Was Jesus really speaking literally when He said, “This is my body” about the Eucharist? That seems too hard to believe.
May 17, 2020, 12:00 PM
Take a look at the sixth chapter of John’s gospel. Here, Jesus is speaking to a large crowd who had been following Him for a while, and He tells them – and us – something extraordinary: that we must “eat His flesh” and “drink His blood” to have “His life, eternal life,” in us. He was so explicit that He went on to repeat Himself several times in several different ways (see Jn 6:48-58). Each instance in this series of verses spells out, in the clearest possible terms, that we must eat His flesh and drink His blood.
 
Many of the people who were following Jesus were naturally shocked and appalled, and because of this teaching they “returned to their former way of life and no longer follow Him” (Jn 6:66). If the Savior of the world only meant these sayings figuratively, wouldn’t He have said to those people (whom He was sent to save), “Don’t be crazy! I didn’t really mean you have to eat and drink me. I just meant you have to listen to my words, let them fill your hearts, and live them out! You don’t have to leave!”? But He didn’t say that. He let them go because He could not compromise on this teaching. He then turned to His apostles, His closest followers, and asked, “Do you want to leave me too?” (Jn 6:67). He was implying: “If so, then go ahead. Because I am not changing a word of what I just said – not even if you leave me as well and I am left with no one.”
 
The response of Peter shows us what faith is all about: “Master, to whom shall we go? You have the words of eternal life” (Jn 6:68). In other words, “Jesus, I have no idea what you are talking about. I don’t understand it. But I do believe in you. So I will accept anything you say. I trust you.” Faith is personal. It is not belief in one dogma or another – it is the acceptance of every dogma of faith because of our belief in a person, Jesus Christ.
 
Along with St. Peter, we have good reason to believe Jesus. He is the only person in history that substantiated everything He claimed with miracles that bore witness to His divinity – above all, the miracle of His resurrection.
 
So why would God insist that we receive Him physically? Because it did not satisfy His love for us to become human, teach us how to live, die on the Cross, and rise again for us. He wanted us to receive His love, not simply hear about it. He wanted us to plug directly into His saving work for you on the Cross. In the words of St. Augustine, to “receive in this bread that which was hanged on the cross; [and] receive in this cup that which was poured from Christ’s side.”
 
Here is some additional information that might help you make sense of it all. You may recall that St. John the Baptist, when he first saw Jesus, said, “Behold, the Lamb of God who takes away the sin of the world” (Jn 1:29).
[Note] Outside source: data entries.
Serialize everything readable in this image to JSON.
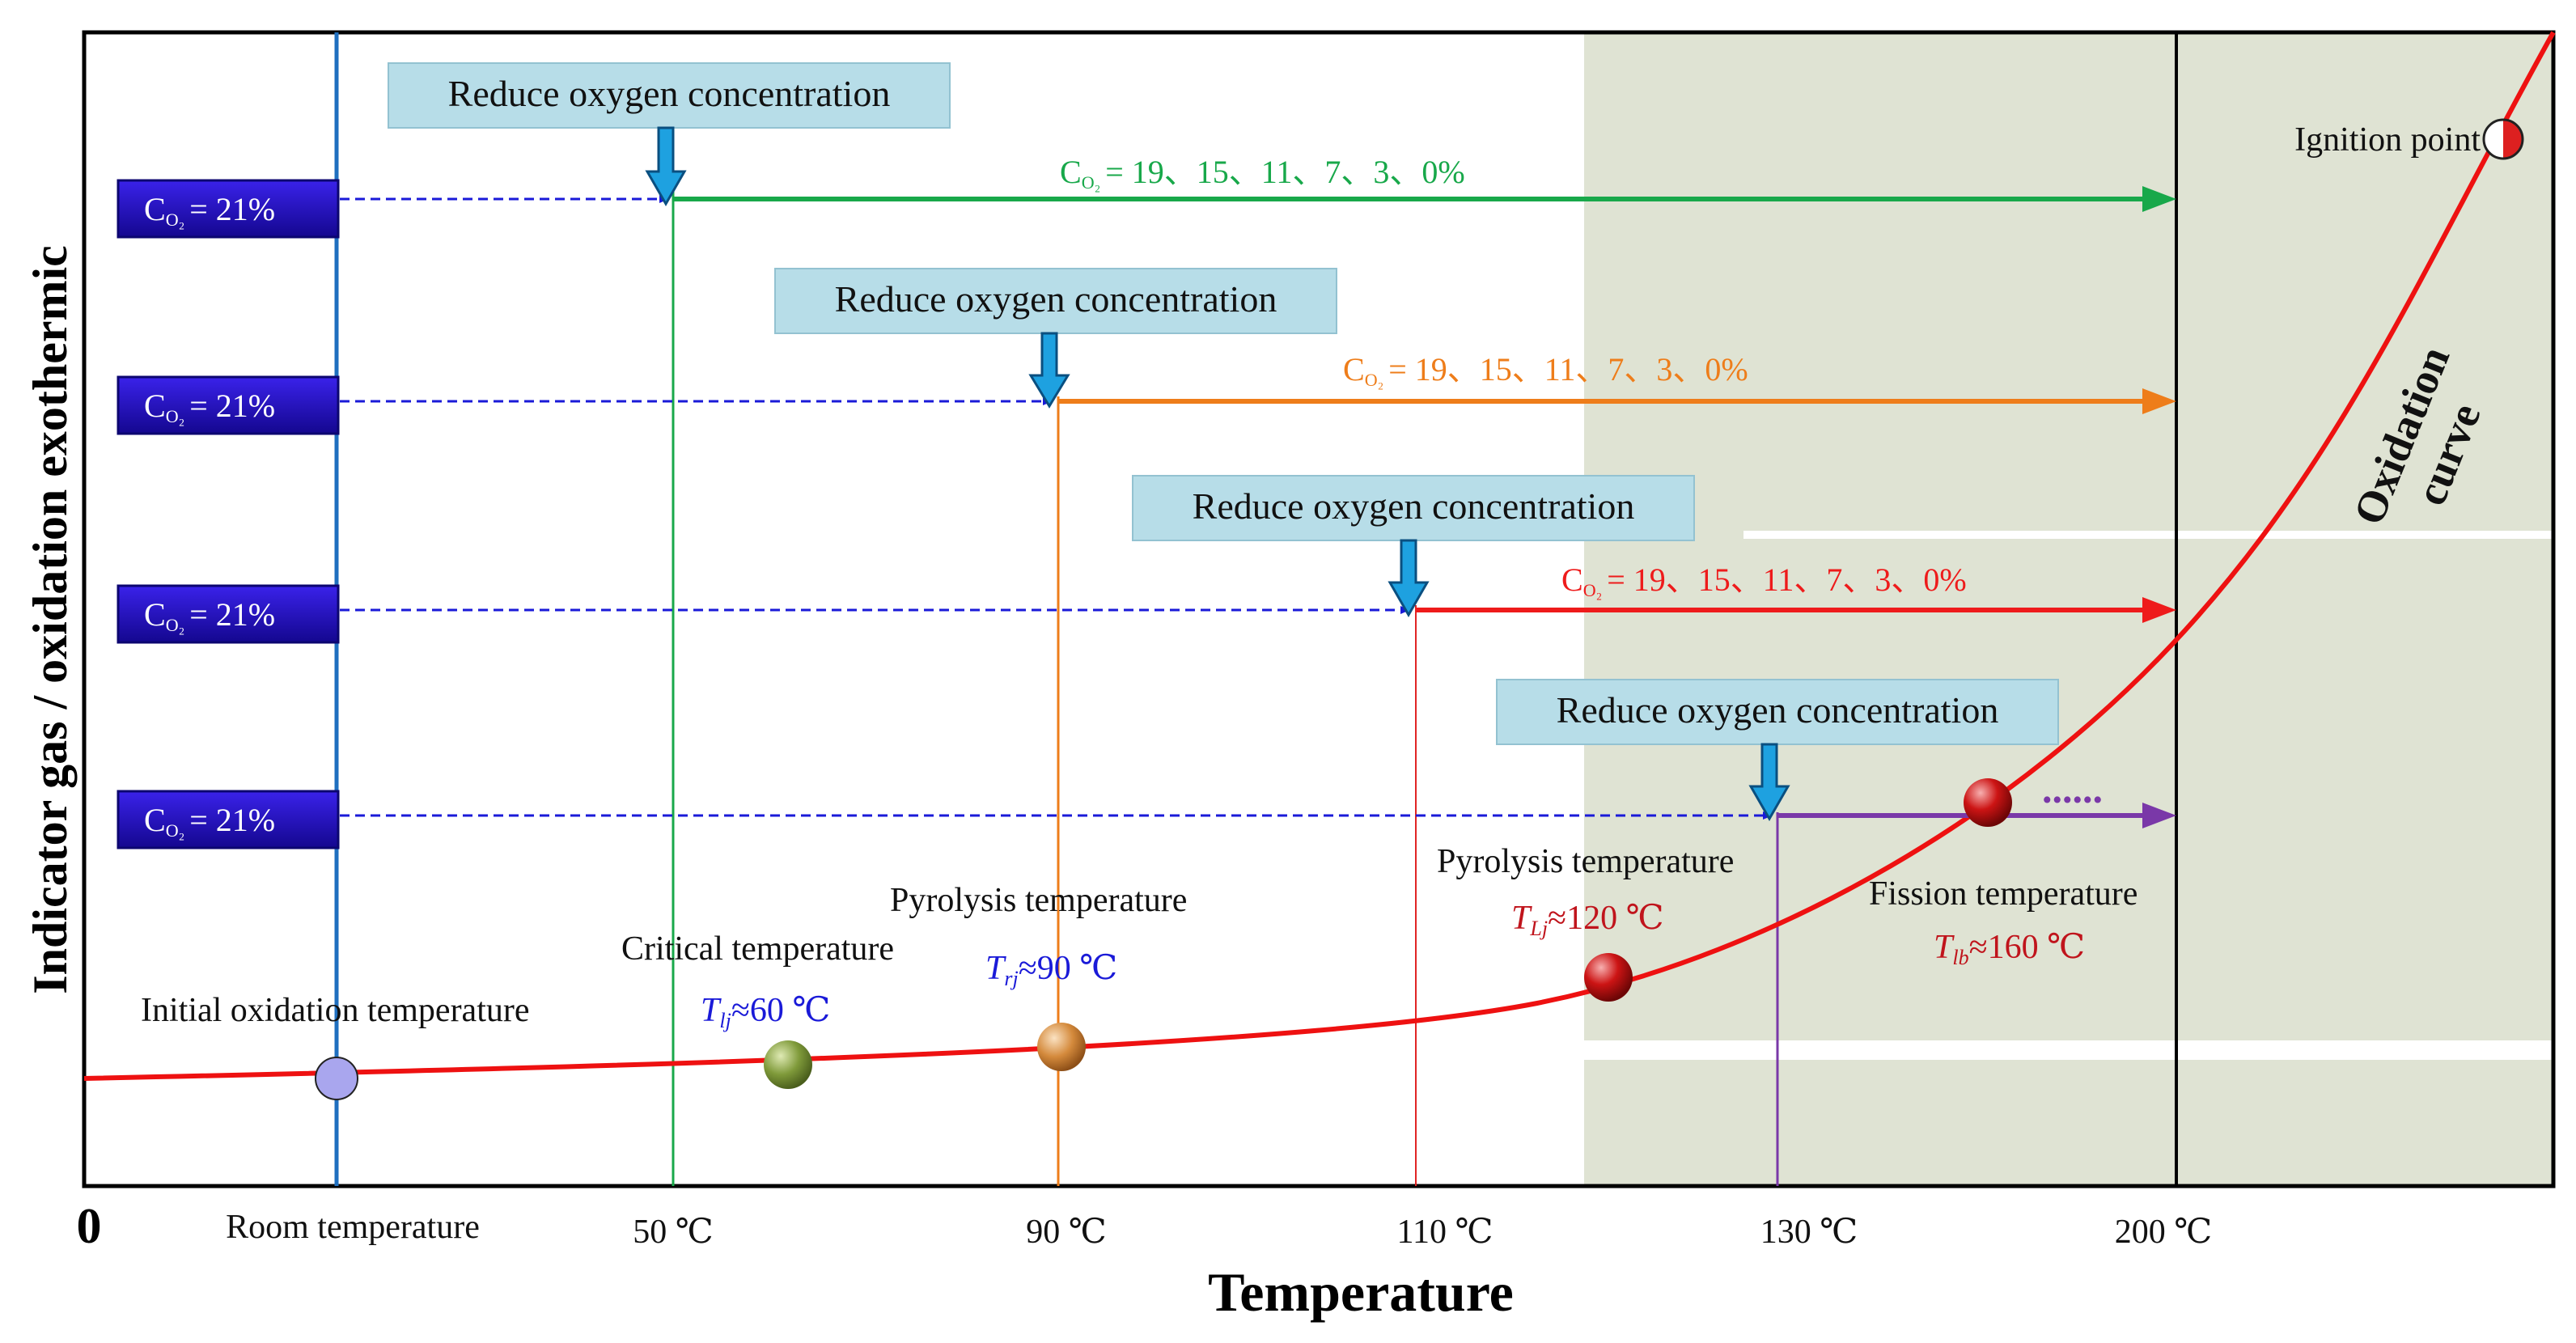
{
  "axes": {
    "origin_label": "0",
    "x_title": "Temperature",
    "y_title": "Indicator gas / oxidation exothermic",
    "x_ticks": [
      {
        "id": "room",
        "label": "Room temperature"
      },
      {
        "id": "t50",
        "label": "50 ℃"
      },
      {
        "id": "t90",
        "label": "90 ℃"
      },
      {
        "id": "t110",
        "label": "110 ℃"
      },
      {
        "id": "t130",
        "label": "130 ℃"
      },
      {
        "id": "t200",
        "label": "200 ℃"
      }
    ]
  },
  "stages": [
    {
      "reduce_label": "Reduce oxygen concentration",
      "start_label": "= 21%",
      "end_label": "= 19、15、11、7、3、0%",
      "color": "#18a84a"
    },
    {
      "reduce_label": "Reduce oxygen concentration",
      "start_label": "= 21%",
      "end_label": "= 19、15、11、7、3、0%",
      "color": "#ee7d1a"
    },
    {
      "reduce_label": "Reduce oxygen concentration",
      "start_label": "= 21%",
      "end_label": "= 19、15、11、7、3、0%",
      "color": "#ee1b1b"
    },
    {
      "reduce_label": "Reduce oxygen concentration",
      "start_label": "= 21%",
      "color": "#7a38a8"
    }
  ],
  "c_symbol": "C",
  "c_subscript": "O₂",
  "ellipsis": "......",
  "points": {
    "initial": {
      "title": "Initial oxidation temperature"
    },
    "critical": {
      "title": "Critical temperature",
      "sym": "T",
      "sub": "lj",
      "value": "≈60 ℃"
    },
    "pyrolysis1": {
      "title": "Pyrolysis temperature",
      "sym": "T",
      "sub": "rj",
      "value": "≈90 ℃"
    },
    "pyrolysis2": {
      "title": "Pyrolysis temperature",
      "sym": "T",
      "sub": "Lj",
      "value": "≈120 ℃"
    },
    "fission": {
      "title": "Fission temperature",
      "sym": "T",
      "sub": "lb",
      "value": "≈160 ℃"
    },
    "ignition": {
      "title": "Ignition point"
    }
  },
  "curve_label": [
    "Oxidation",
    "curve"
  ],
  "colors": {
    "box_fill": "#1f0ac8",
    "reduce_box": "#b7dde8",
    "down_arrow": "#1ea1e0",
    "dashed": "#1a1ad8",
    "curve": "#ee1111",
    "zone": "#dfe3d3",
    "room_line": "#1f6fbf",
    "blue_text": "#1a1ad8",
    "dark_red_text": "#c0141c"
  }
}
Jesus was the perfect Lamb that would be slain to atone for sin. In the Old Testament, the Hebrew people used to offer animal sacrifices, including lambs, in atonement for sin. You may also remember that, on the night of the Passover, God’s people were told to sprinkle the blood of a lamb on their doorposts. What you may not know is that these same people were told to eat the lamb (see Ex 12:8) that they had slain. Well, in the New Testament, we read about Jesus, the new Lamb, being crucified. Instead of doorposts, His blood would be spilled on the wood of the Cross. In order to finish this sacrifice, though, you and I , His followers, need to “eat the Lamb.” This is the Eucharist that you and I partake in at every Mass.